Interlocking investment-restricted groups account for the top 50% of large corporations by asset standards and constituted 91.3% of the sales. This indicates that the concentration of top firms among large corporations is overwhelming.

Corporate sales also include overseas revenues, so they do not completely align with GDP categories. However, considering that they represent the output for a specific period, they can serve as a measure of the degree of concentration among large corporations.

The sales of Samsung Group, the largest in the business community, amounted to 331.8 trillion won last year based on Fair Trade Commission standards. This means that Samsung Group's sales accounted for 13.0% of the South Korean GDP.

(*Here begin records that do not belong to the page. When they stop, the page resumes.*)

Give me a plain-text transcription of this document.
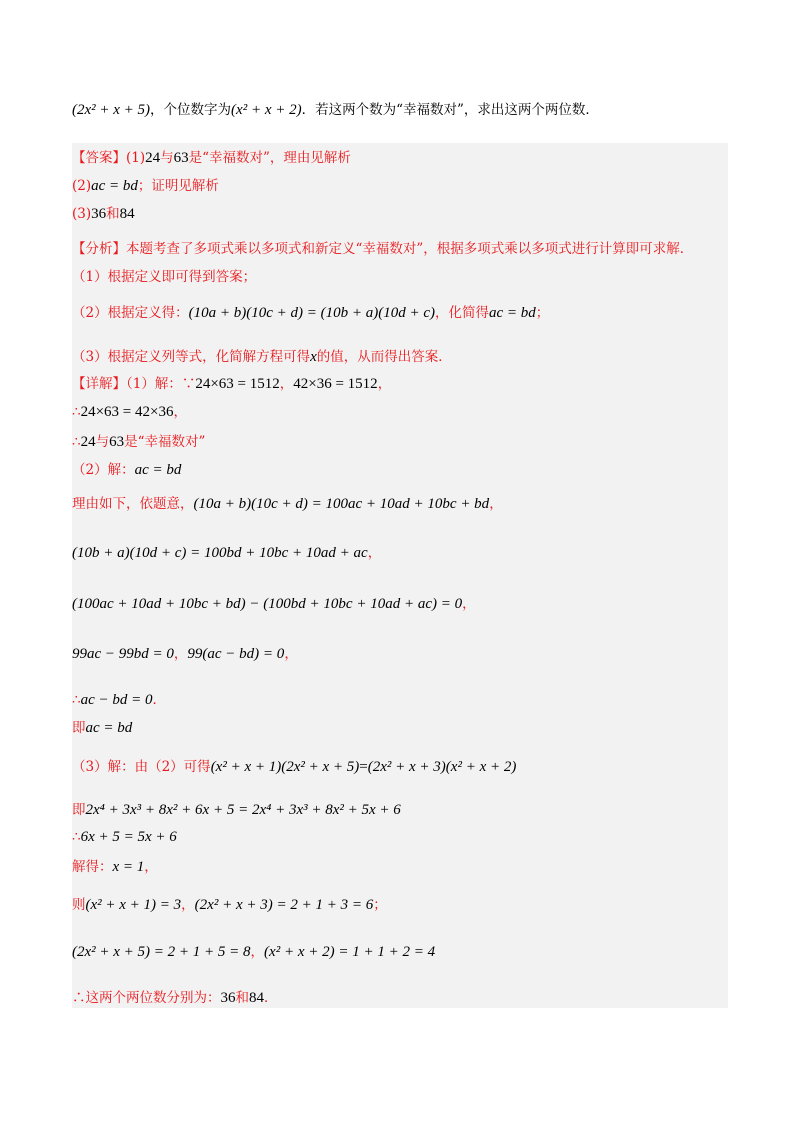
(2x² + x + 5)，个位数字为(x² + x + 2)．若这两个数为“幸福数对”，求出这两个两位数．
【答案】(1)24与63是“幸福数对”，理由见解析
(2)ac = bd；证明见解析
(3)36和84
【分析】本题考查了多项式乘以多项式和新定义“幸福数对”，根据多项式乘以多项式进行计算即可求解．
（1）根据定义即可得到答案；
（2）根据定义得：(10a + b)(10c + d) = (10b + a)(10d + c)，化简得ac = bd；
（3）根据定义列等式，化简解方程可得x的值，从而得出答案．
【详解】（1）解：∵24×63 = 1512，42×36 = 1512，
∴24×63 = 42×36，
∴24与63是“幸福数对”
（2）解：ac = bd
理由如下，依题意，(10a + b)(10c + d) = 100ac + 10ad + 10bc + bd，
(10b + a)(10d + c) = 100bd + 10bc + 10ad + ac，
(100ac + 10ad + 10bc + bd) − (100bd + 10bc + 10ad + ac) = 0，
99ac − 99bd = 0，99(ac − bd) = 0，
∴ac − bd = 0．
即ac = bd
（3）解：由（2）可得(x² + x + 1)(2x² + x + 5)=(2x² + x + 3)(x² + x + 2)
即2x⁴ + 3x³ + 8x² + 6x + 5 = 2x⁴ + 3x³ + 8x² + 5x + 6
∴6x + 5 = 5x + 6
解得：x = 1，
则(x² + x + 1) = 3，(2x² + x + 3) = 2 + 1 + 3 = 6；
(2x² + x + 5) = 2 + 1 + 5 = 8，(x² + x + 2) = 1 + 1 + 2 = 4
∴这两个两位数分别为：36和84．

Next were Hyundai Motor Group (279.8 trillion won, 11.0%) and SK (205.9 trillion won, 8.1%).

The sales of the top five groups, including Samsung, SK, Hyundai Motor, LG, and Lotte, reached 1,025 trillion won, which accounted for about 40% of last year's South Korean economic output.

The proportion of sales from large corporate groups to GDP decreased gradually from 70.9% in 2018 to 68.7% in 2019 and 65.3% in 2020.

Then, following the COVID-19 pandemic, the situation changed. The sales of large corporations with high crisis response capabilities surged, causing this ratio to jump to 73.5% in 2021 and 85.2% in 2022.